Tips to make this vegan butter perfect: 

A creamy and soft product, tasty, and really easy to make vegan butter can be made at home instead of relying on dozens of brands offered in hypermarkets and organic shops for twice the price. So, here are some tips to make this butter perfect for your first time. 

  • Start by adding oilseed, almond and cashew puree. This is important for having firm, fatty and tasty butter.
  • Almond puree is a source of vegetable proteins, vitamin E, magnesium, manganese, copper and also has a strong alkalizing potential.
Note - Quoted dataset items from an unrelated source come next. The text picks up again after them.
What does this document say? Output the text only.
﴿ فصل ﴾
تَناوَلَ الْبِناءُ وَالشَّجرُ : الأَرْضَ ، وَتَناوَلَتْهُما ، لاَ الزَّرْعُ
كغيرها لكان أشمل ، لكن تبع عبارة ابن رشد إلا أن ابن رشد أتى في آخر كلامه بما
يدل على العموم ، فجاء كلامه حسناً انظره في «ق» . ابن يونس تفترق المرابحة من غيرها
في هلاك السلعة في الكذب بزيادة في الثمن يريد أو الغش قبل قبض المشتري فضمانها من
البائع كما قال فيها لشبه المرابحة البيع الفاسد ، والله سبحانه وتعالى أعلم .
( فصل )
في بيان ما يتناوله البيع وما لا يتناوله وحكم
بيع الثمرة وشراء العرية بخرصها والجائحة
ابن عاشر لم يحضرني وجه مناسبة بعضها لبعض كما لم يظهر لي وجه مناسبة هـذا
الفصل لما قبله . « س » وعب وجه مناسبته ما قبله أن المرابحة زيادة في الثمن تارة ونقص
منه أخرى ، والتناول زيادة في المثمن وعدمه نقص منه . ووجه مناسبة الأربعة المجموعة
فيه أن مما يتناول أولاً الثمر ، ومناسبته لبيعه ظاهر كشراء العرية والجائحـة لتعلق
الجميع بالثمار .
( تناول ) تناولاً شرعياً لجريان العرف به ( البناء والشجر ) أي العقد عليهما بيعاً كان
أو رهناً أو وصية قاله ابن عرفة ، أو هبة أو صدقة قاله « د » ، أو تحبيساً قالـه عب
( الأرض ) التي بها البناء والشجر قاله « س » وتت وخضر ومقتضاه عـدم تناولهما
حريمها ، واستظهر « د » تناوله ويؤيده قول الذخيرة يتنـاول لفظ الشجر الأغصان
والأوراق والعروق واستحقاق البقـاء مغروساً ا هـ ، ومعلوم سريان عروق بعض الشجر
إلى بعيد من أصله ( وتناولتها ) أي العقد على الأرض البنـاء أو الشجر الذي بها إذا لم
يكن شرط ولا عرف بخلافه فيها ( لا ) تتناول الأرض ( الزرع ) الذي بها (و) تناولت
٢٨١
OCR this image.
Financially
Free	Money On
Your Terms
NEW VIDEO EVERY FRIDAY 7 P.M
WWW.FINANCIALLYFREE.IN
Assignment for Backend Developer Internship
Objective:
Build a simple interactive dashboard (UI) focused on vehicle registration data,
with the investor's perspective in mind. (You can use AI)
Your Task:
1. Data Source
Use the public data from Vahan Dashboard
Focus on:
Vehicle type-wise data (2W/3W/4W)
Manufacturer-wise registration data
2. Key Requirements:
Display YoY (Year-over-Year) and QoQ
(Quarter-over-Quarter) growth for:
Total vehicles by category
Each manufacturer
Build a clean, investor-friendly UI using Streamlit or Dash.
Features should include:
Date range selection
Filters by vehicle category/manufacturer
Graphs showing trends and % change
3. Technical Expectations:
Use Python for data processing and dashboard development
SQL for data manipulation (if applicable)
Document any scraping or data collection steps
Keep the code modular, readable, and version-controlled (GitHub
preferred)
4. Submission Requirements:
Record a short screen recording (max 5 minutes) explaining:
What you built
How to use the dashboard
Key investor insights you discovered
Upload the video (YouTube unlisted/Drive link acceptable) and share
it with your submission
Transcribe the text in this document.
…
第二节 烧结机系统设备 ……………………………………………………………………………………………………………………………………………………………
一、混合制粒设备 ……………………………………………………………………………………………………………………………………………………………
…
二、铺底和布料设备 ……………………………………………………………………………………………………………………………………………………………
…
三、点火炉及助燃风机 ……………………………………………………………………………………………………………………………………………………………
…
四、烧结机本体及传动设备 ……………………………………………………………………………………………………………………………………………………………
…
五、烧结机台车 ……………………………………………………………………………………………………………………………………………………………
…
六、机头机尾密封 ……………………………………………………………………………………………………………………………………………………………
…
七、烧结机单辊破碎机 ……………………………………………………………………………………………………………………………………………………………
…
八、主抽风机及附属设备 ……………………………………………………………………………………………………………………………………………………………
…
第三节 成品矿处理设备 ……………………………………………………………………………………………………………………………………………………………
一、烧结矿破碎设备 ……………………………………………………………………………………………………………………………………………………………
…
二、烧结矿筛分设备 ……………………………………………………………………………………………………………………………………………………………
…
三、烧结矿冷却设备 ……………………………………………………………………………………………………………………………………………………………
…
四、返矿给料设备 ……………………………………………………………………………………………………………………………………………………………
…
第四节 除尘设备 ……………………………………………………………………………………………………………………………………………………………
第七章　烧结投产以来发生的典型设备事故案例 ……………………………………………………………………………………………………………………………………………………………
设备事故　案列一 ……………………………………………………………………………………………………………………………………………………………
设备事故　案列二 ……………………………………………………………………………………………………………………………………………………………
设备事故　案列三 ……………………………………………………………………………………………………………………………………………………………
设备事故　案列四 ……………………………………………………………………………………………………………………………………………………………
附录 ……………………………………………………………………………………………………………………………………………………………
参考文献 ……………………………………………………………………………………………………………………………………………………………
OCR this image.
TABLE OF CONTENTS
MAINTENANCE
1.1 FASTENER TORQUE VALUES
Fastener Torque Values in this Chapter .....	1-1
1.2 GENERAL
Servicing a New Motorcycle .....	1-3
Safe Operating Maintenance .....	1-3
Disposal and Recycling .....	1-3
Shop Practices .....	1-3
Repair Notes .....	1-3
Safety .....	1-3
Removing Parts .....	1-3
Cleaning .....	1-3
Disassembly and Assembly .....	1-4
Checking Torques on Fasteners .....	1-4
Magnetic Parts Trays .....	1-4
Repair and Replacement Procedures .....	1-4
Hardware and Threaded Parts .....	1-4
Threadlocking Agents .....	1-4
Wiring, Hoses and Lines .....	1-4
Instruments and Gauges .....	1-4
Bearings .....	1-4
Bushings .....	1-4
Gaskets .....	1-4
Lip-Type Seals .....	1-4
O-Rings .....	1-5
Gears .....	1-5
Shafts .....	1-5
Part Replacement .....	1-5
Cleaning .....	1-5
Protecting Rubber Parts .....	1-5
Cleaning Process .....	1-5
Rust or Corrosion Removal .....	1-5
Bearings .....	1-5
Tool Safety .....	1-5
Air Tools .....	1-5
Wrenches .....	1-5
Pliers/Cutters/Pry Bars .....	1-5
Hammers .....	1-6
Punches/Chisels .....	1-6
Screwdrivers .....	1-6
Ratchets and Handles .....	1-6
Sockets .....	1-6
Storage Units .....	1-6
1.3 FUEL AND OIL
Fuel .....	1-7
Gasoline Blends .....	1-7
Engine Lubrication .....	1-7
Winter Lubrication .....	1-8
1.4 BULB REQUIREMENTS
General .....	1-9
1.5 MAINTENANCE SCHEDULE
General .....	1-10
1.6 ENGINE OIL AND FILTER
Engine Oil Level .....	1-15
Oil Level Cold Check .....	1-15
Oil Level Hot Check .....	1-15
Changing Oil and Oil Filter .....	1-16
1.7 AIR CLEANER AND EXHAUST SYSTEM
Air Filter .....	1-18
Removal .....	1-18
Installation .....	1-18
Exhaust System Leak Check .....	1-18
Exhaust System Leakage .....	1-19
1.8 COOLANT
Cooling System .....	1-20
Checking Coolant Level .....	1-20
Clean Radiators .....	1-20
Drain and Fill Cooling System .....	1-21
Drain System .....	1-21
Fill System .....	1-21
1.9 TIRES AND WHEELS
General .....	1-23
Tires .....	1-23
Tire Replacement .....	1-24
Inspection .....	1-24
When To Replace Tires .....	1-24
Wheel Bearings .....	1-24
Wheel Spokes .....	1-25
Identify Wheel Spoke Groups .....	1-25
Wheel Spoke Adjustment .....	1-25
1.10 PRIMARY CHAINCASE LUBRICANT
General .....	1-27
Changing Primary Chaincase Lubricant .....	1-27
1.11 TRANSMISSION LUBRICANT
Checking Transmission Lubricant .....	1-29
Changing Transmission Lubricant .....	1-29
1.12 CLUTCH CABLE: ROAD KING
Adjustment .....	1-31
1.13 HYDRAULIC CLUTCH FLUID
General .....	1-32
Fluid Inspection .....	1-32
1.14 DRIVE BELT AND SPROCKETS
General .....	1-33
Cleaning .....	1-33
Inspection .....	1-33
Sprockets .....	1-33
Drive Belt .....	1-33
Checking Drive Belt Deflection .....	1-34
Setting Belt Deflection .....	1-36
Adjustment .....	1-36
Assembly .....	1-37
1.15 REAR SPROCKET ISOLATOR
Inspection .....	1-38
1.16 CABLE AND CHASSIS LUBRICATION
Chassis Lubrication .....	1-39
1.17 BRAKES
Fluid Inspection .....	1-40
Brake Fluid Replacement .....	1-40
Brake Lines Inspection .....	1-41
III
  • Cashew puree is lower in vegetable protein and fiber than almond puree, but it is high in copper, magnesium, and phosphorus. Cashews are rich in vitamins K and E. Its antioxidant potential is interesting and it’s content in phytosterols as well. (Mashed cashews can sometimes cause reactions in people with allergies to peanuts.)
  • Malted yeast is a remarkable natural food supplement. It is an excellent source of vegetable proteins with all the amino acids essential for our organism, a mine of essential trace elements: calcium, copper, iron, magnesium, phosphorus, potassium, sulfur, zinc, the most complete natural contribution in group B vitamins. Most interestingly, it  gives a “cheesy” taste to vegan preparations.
  • Rapeseed-Olives oil is an oil with a balanced fatty acid composition. Judiciously proportioned, it brings together the nutritional qualities of rapeseed, rich in omega 3, and olive, generous in monounsaturated fatty acids known to fight against bad cholesterol. Rapeseed gives a buttery taste to vegan preparations like vegan butter. 
  • Coconut oil is an asset in the kitchen and it is one of the easiest foods to digest. Thanks to its antibacterial action, it can overcome microorganisms implicated in certain digestive disorders. People with porous intestines will benefit from its benefits. It is the queen of fat for the ketogenic diet. For this recipe, use neutral flavor coconut oil.
  • The combination of these quality ingredients will bring hold and a greasy texture to your Vegan butter, giving the illusion of getting as close as possible to the butter. This vegan butter can be used in baking, for cakes and pies, or to melt on steamed vegetables. Do not use it in strong cooking such as frying.